Scholar Stories: Dra. Flores Carmona

How do you use writing or art in your life?

Writing is healing. In my scholarship and praxis, I weave my lived experience/mi voz with my methodological and pedagogical approaches. Since learning about the testimonio genre, in 1999, I found not only a tool but a process para desahogarme—una herramienta to help me and others release the weight of oppression, an approach to connect across our differences, and a link to connect with and enact solidarity. 

What lessons/teachings from your family, home and/or community do you draw on in your teaching and or scholarship?

I was born in Veracruz, Mexico, raised partly in Puebla, Mexico and crossed the Mexico-U.S. borderlands when I was almost 11 years old. As soon as I learned English, I became the translator, the interpreter, the cultural broker in my family. Since I was 12 years old, I had to learn to interpret, to represent and to speak for/on behalf of my mother. I learned the power of language and the power of knowing how to speak to and with people in positions of power. I also learned to share, to tell our story and to bear witness, I learned to be a testimonialista. 

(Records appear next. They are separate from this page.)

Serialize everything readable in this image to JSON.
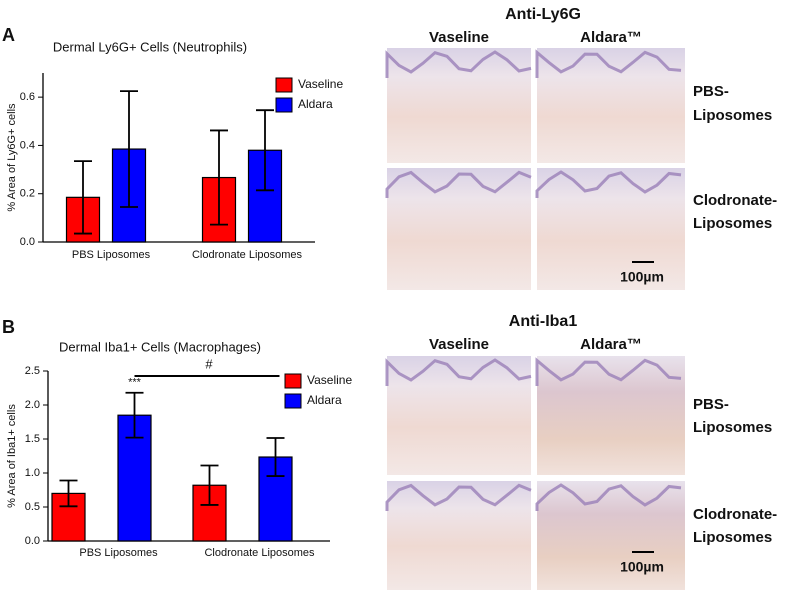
{
  "chart_data": [
    {
      "type": "bar",
      "panel": "A",
      "title": "Dermal Ly6G+ Cells (Neutrophils)",
      "y_label": "% Area of Ly6G+ cells",
      "categories": [
        "PBS Liposomes",
        "Clodronate Liposomes"
      ],
      "series": [
        {
          "name": "Vaseline",
          "color": "#ff0000",
          "values": [
            0.185,
            0.267
          ],
          "errors": [
            0.15,
            0.195
          ]
        },
        {
          "name": "Aldara",
          "color": "#0000ff",
          "values": [
            0.385,
            0.38
          ],
          "errors": [
            0.24,
            0.166
          ]
        }
      ],
      "ylim": [
        0,
        0.7
      ],
      "yticks": [
        {
          "value": 0,
          "label": "0.0"
        },
        0.2,
        0.4,
        0.6
      ]
    },
    {
      "type": "bar",
      "panel": "B",
      "title": "Dermal Iba1+ Cells (Macrophages)",
      "y_label": "% Area of Iba1+ cells",
      "categories": [
        "PBS Liposomes",
        "Clodronate Liposomes"
      ],
      "series": [
        {
          "name": "Vaseline",
          "color": "#ff0000",
          "values": [
            0.7,
            0.82
          ],
          "errors": [
            0.19,
            0.29
          ]
        },
        {
          "name": "Aldara",
          "color": "#0000ff",
          "values": [
            1.85,
            1.235
          ],
          "errors": [
            0.33,
            0.28
          ]
        }
      ],
      "ylim": [
        0,
        2.5
      ],
      "yticks": [
        {
          "value": 0,
          "label": "0.0"
        },
        0.5,
        {
          "value": 1,
          "label": "1.0"
        },
        1.5,
        {
          "value": 2,
          "label": "2.0"
        },
        2.5
      ],
      "annotations": [
        "***",
        "#"
      ]
    }
  ],
  "image_panels": [
    {
      "title": "Anti-Ly6G",
      "columns": [
        "Vaseline",
        "Aldara™"
      ],
      "rows": [
        [
          "PBS-",
          "Liposomes"
        ],
        [
          "Clodronate-",
          "Liposomes"
        ]
      ],
      "scale_bar": "100µm"
    },
    {
      "title": "Anti-Iba1",
      "columns": [
        "Vaseline",
        "Aldara™"
      ],
      "rows": [
        [
          "PBS-",
          "Liposomes"
        ],
        [
          "Clodronate-",
          "Liposomes"
        ]
      ],
      "scale_bar": "100µm"
    }
  ]
}
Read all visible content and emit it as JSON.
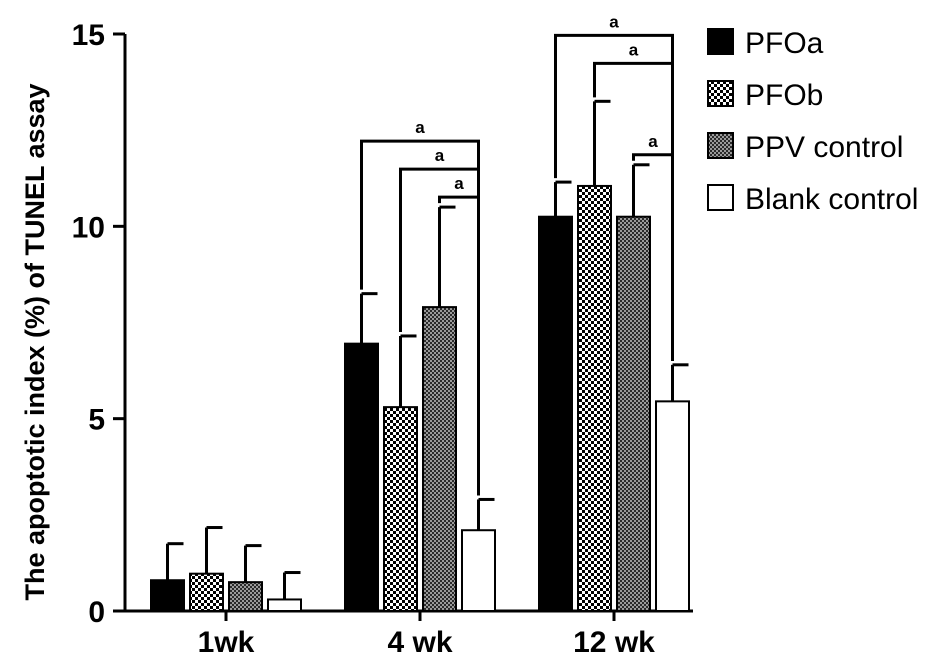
{
  "chart_data": {
    "type": "bar",
    "ylabel": "The apoptotic index (%) of TUNEL assay",
    "xlabel": "",
    "ylim": [
      0,
      15
    ],
    "yticks": [
      0,
      5,
      10,
      15
    ],
    "categories": [
      "1wk",
      "4 wk",
      "12 wk"
    ],
    "series": [
      {
        "name": "PFOa",
        "pattern": "solid-black",
        "values": [
          0.8,
          6.95,
          10.25
        ],
        "errors": [
          0.95,
          1.3,
          0.9
        ]
      },
      {
        "name": "PFOb",
        "pattern": "checker-dense",
        "values": [
          0.97,
          5.3,
          11.05
        ],
        "errors": [
          1.2,
          1.85,
          2.2
        ]
      },
      {
        "name": "PPV control",
        "pattern": "checker-fine",
        "values": [
          0.75,
          7.9,
          10.25
        ],
        "errors": [
          0.95,
          2.6,
          1.35
        ]
      },
      {
        "name": "Blank control",
        "pattern": "white",
        "values": [
          0.3,
          2.1,
          5.45
        ],
        "errors": [
          0.7,
          0.8,
          0.95
        ]
      }
    ],
    "significance": [
      {
        "group": 1,
        "from_series": 0,
        "to_series": 3,
        "label": "a"
      },
      {
        "group": 1,
        "from_series": 1,
        "to_series": 3,
        "label": "a"
      },
      {
        "group": 1,
        "from_series": 2,
        "to_series": 3,
        "label": "a"
      },
      {
        "group": 2,
        "from_series": 0,
        "to_series": 3,
        "label": "a"
      },
      {
        "group": 2,
        "from_series": 1,
        "to_series": 3,
        "label": "a"
      },
      {
        "group": 2,
        "from_series": 2,
        "to_series": 3,
        "label": "a"
      }
    ],
    "legend_position": "top-right",
    "grid": false,
    "colors": {
      "bar_fill": "#000000",
      "outline": "#000000",
      "background": "#ffffff"
    }
  }
}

What would you tell your younger self?

I would tell her to aspire, to dream, to persist. Yes, there are institutional barriers but there are also many allies willing to help—to lend a hand and use their privilege to help you thrive. I would tell her to not despair, to always have esperanza/hope.

Advice for new scholars and/or teachers?

Your story matters, your work is needed in educational spaces. You have a lot to offer and we have a lot of work to do, in our comunidades and in society.